BETANEWS.ID, KUDUS – Dugaan pemerasan oknum organisasi masyarakat (Ormas) kepada salah satu Pedagang Kaki Lima (PKL) di Jalan Sunan Kudus mendapat perhatian dari berbagai pihak. Paguyuban PKL CFD Kudus pun meminta agar kasus tersebut diusut secara tuntas.
Ketua Paguyuban PKL CFD Kudus, Yanuar Hilmy menyampaikan kecaman atas dugaan pemerasan oknum ormas terhadap salah satu PKL. Oleh karena itu kasus tersebut harus diusut tuntas untuk memberikan rasa aman bagi masyarakat, terutama para PKL.
“Sesama PKL, kami tentu mengecam aksi pemerasan tersebut.
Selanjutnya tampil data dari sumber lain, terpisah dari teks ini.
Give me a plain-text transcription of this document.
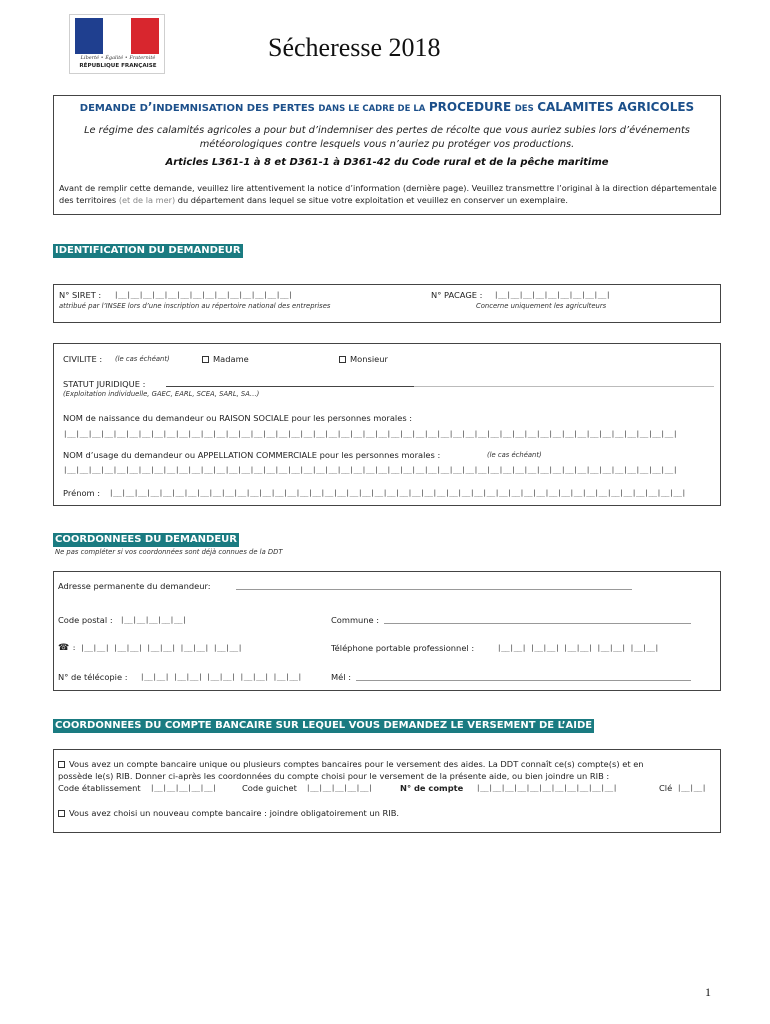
Liberté • Égalité • Fraternité
RÉPUBLIQUE FRANÇAISE
Sécheresse 2018
DEMANDE D’INDEMNISATION DES PERTES DANS LE CADRE DE LA PROCEDURE DES CALAMITES AGRICOLES
Le régime des calamités agricoles a pour but d’indemniser des pertes de récolte que vous auriez subies lors d’événements météorologiques contre lesquels vous n’auriez pu protéger vos productions.
Articles L361-1 à 8 et D361-1 à D361-42 du Code rural et de la pêche maritime
Avant de remplir cette demande, veuillez lire attentivement la notice d’information (dernière page). Veuillez transmettre l’original à la direction départementale des territoires (et de la mer) du département dans lequel se situe votre exploitation et veuillez en conserver un exemplaire.
IDENTIFICATION DU DEMANDEUR
N° SIRET : |__|__|__|__|__|__|__|__|__|__|__|__|__|__|
attribué par l’INSEE lors d’une inscription au répertoire national des entreprises
N° PACAGE : |__|__|__|__|__|__|__|__|__|
Concerne uniquement les agriculteurs
CIVILITE : (le cas échéant)	Madame	Monsieur
STATUT JURIDIQUE :
(Exploitation individuelle, GAEC, EARL, SCEA, SARL, SA…)
NOM de naissance du demandeur ou RAISON SOCIALE pour les personnes morales :
|__|__|__|__|__|__|__|__|__|__|__|__|__|__|__|__|__|__|__|__|__|__|__|__|__|__|__|__|__|__|__|__|__|__|__|__|__|__|__|__|__|__|__|__|__|__|__|__|__|
NOM d’usage du demandeur ou APPELLATION COMMERCIALE pour les personnes morales :	(le cas échéant)
|__|__|__|__|__|__|__|__|__|__|__|__|__|__|__|__|__|__|__|__|__|__|__|__|__|__|__|__|__|__|__|__|__|__|__|__|__|__|__|__|__|__|__|__|__|__|__|__|__|
Prénom : |__|__|__|__|__|__|__|__|__|__|__|__|__|__|__|__|__|__|__|__|__|__|__|__|__|__|__|__|__|__|__|__|__|__|__|__|__|__|__|__|__|__|__|__|__|__|
COORDONNEES DU DEMANDEUR
Ne pas compléter si vos coordonnées sont déjà connues de la DDT
Adresse permanente du demandeur:
Code postal : |__|__|__|__|__|	Commune :
☎ : |__|__| |__|__| |__|__| |__|__| |__|__|	Téléphone portable professionnel :	|__|__| |__|__| |__|__| |__|__| |__|__|
N° de télécopie : |__|__| |__|__| |__|__| |__|__| |__|__|	Mél :
COORDONNEES DU COMPTE BANCAIRE SUR LEQUEL VOUS DEMANDEZ LE VERSEMENT DE L’AIDE
Vous avez un compte bancaire unique ou plusieurs comptes bancaires pour le versement des aides. La DDT connaît ce(s) compte(s) et en
possède le(s) RIB. Donner ci-après les coordonnées du compte choisi pour le versement de la présente aide, ou bien joindre un RIB :
Code établissement |__|__|__|__|__|	Code guichet |__|__|__|__|__|	N° de compte |__|__|__|__|__|__|__|__|__|__|__|	Clé |__|__|
Vous avez choisi un nouveau compte bancaire : joindre obligatoirement un RIB.
1
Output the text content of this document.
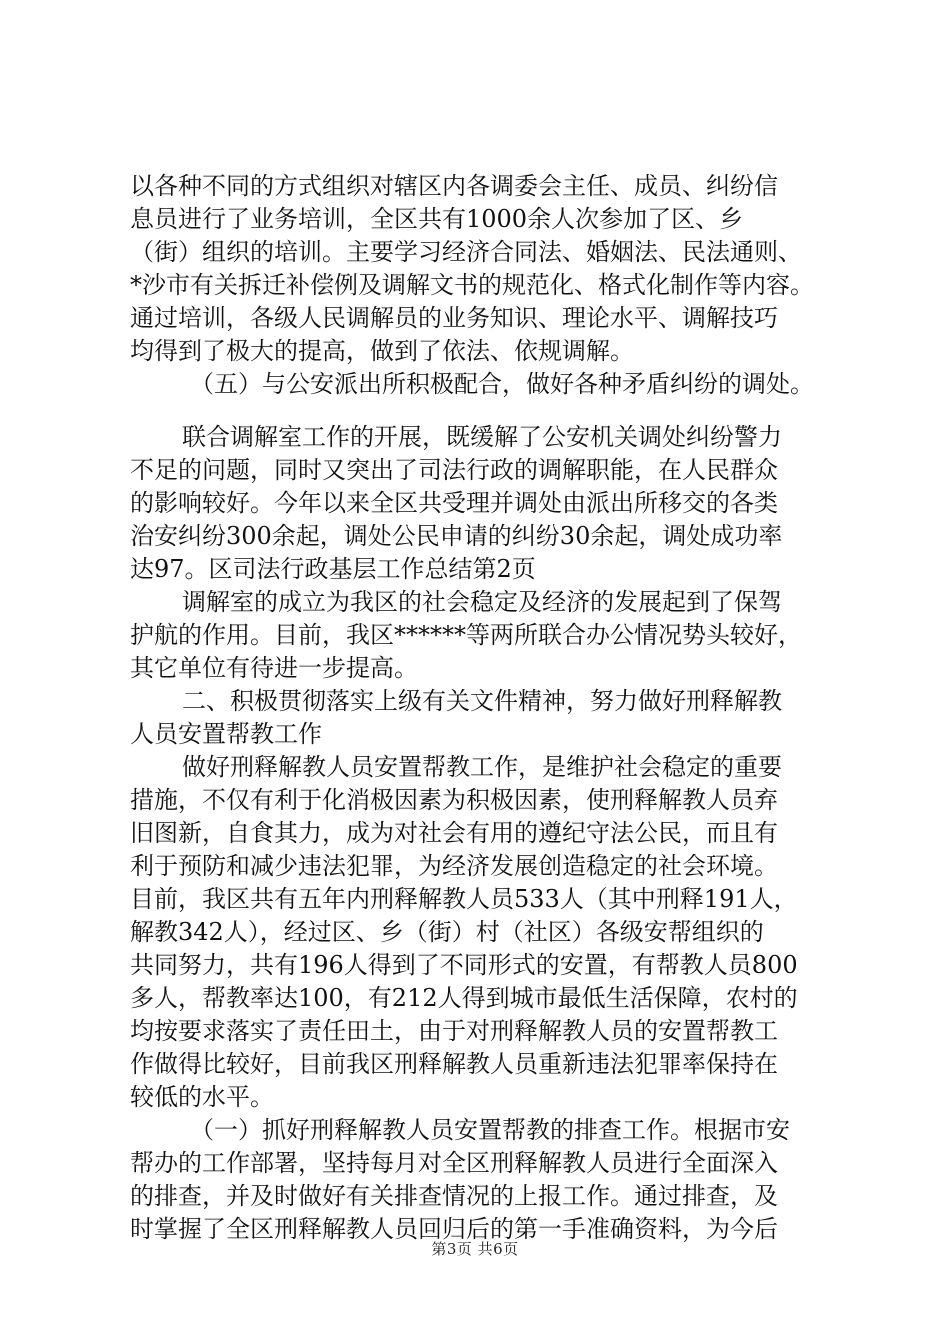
以各种不同的方式组织对辖区内各调委会主任、成员、纠纷信
息员进行了业务培训，全区共有1000余人次参加了区、乡
（街）组织的培训。主要学习经济合同法、婚姻法、民法通则、
*沙市有关拆迁补偿例及调解文书的规范化、格式化制作等内容。
通过培训，各级人民调解员的业务知识、理论水平、调解技巧
均得到了极大的提高，做到了依法、依规调解。
（五）与公安派出所积极配合，做好各种矛盾纠纷的调处。
联合调解室工作的开展，既缓解了公安机关调处纠纷警力
不足的问题，同时又突出了司法行政的调解职能，在人民群众
的影响较好。今年以来全区共受理并调处由派出所移交的各类
治安纠纷300余起，调处公民申请的纠纷30余起，调处成功率
达97。区司法行政基层工作总结第2页
调解室的成立为我区的社会稳定及经济的发展起到了保驾
护航的作用。目前，我区******等两所联合办公情况势头较好，
其它单位有待进一步提高。
二、积极贯彻落实上级有关文件精神，努力做好刑释解教
人员安置帮教工作
做好刑释解教人员安置帮教工作，是维护社会稳定的重要
措施，不仅有利于化消极因素为积极因素，使刑释解教人员弃
旧图新，自食其力，成为对社会有用的遵纪守法公民，而且有
利于预防和减少违法犯罪，为经济发展创造稳定的社会环境。
目前，我区共有五年内刑释解教人员533人（其中刑释191人，
解教342人），经过区、乡（街）村（社区）各级安帮组织的
共同努力，共有196人得到了不同形式的安置，有帮教人员800
多人，帮教率达100，有212人得到城市最低生活保障，农村的
均按要求落实了责任田土，由于对刑释解教人员的安置帮教工
作做得比较好，目前我区刑释解教人员重新违法犯罪率保持在
较低的水平。
（一）抓好刑释解教人员安置帮教的排查工作。根据市安
帮办的工作部署，坚持每月对全区刑释解教人员进行全面深入
的排查，并及时做好有关排查情况的上报工作。通过排查，及
时掌握了全区刑释解教人员回归后的第一手准确资料，为今后
第3页 共6页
Kami meminta pihak kepolisian mengusut tuntas hal tersebut agar rasa aman dan kondusifitas Kudus tetap terjaga,” ujar Yanuar melalui pesan tertulisnya, Senin (13/4/2026).
Yanuar juga meminta semua pihak yang terlibat dalam video tersebut untuk memberikan klarifikasi secara terbuka. Supaya semuanya jadi jelas dan gamblang.
“Kami juga minta kejelasan dari Pemkab (Pemerintah Kabupaten) Kudus terkait yuridis dari sistem penarikan terhadap PKL di Jalan Sunan Kudus, terutama yang ada di sekitara SMP 1 Kudus,” tandasnya.
Diberitakan sebelumnya, seorang PKL di Jalan Sunan Muria tepatnya yang mangkal di SMP 1 Kudus diduga diperas hingga puluhan juta oleh oknum ormas.
Kasus bermula adanya video yang beredar luas memperlihatkan seorang oknum ormas diduga tengah meminta sejumlah uang kepada pedagang yang berjualan di bahu jalan.
Rekaman tersebut memicu reaksi publik. Hingga kemudian muncul dugaan adanya tekanan dan ancaman terhadap pedagang dan perekam video.
Berdasarkan informasi, ada tawaran penyelesaian damai oleh oknum tersebut dengan nilai Rp20 juta. Namun setelah video viral, nominal yang diminta justru meningkat menjadi Rp30 juta.
Korban diketahui telah menyerahkan uang sebesar Rp20 juta yang dibagi kepada dua pihak, yakni pedagang yang dimintai uang dan perekam video.
Kapolsek Kudus Kota AKP Subkhan membenarkan adanya laporan tersebut. Ia menyebut, para pengadu sempat datang langsung ke kantor polisi dengan didampingi sejumlah tokoh masyarakat.
“Memang benar ada laporan itu. Para pengadu datang ke kantor kami diantar oleh tokoh warga,” ujarnya kepada awak media belum lama ini.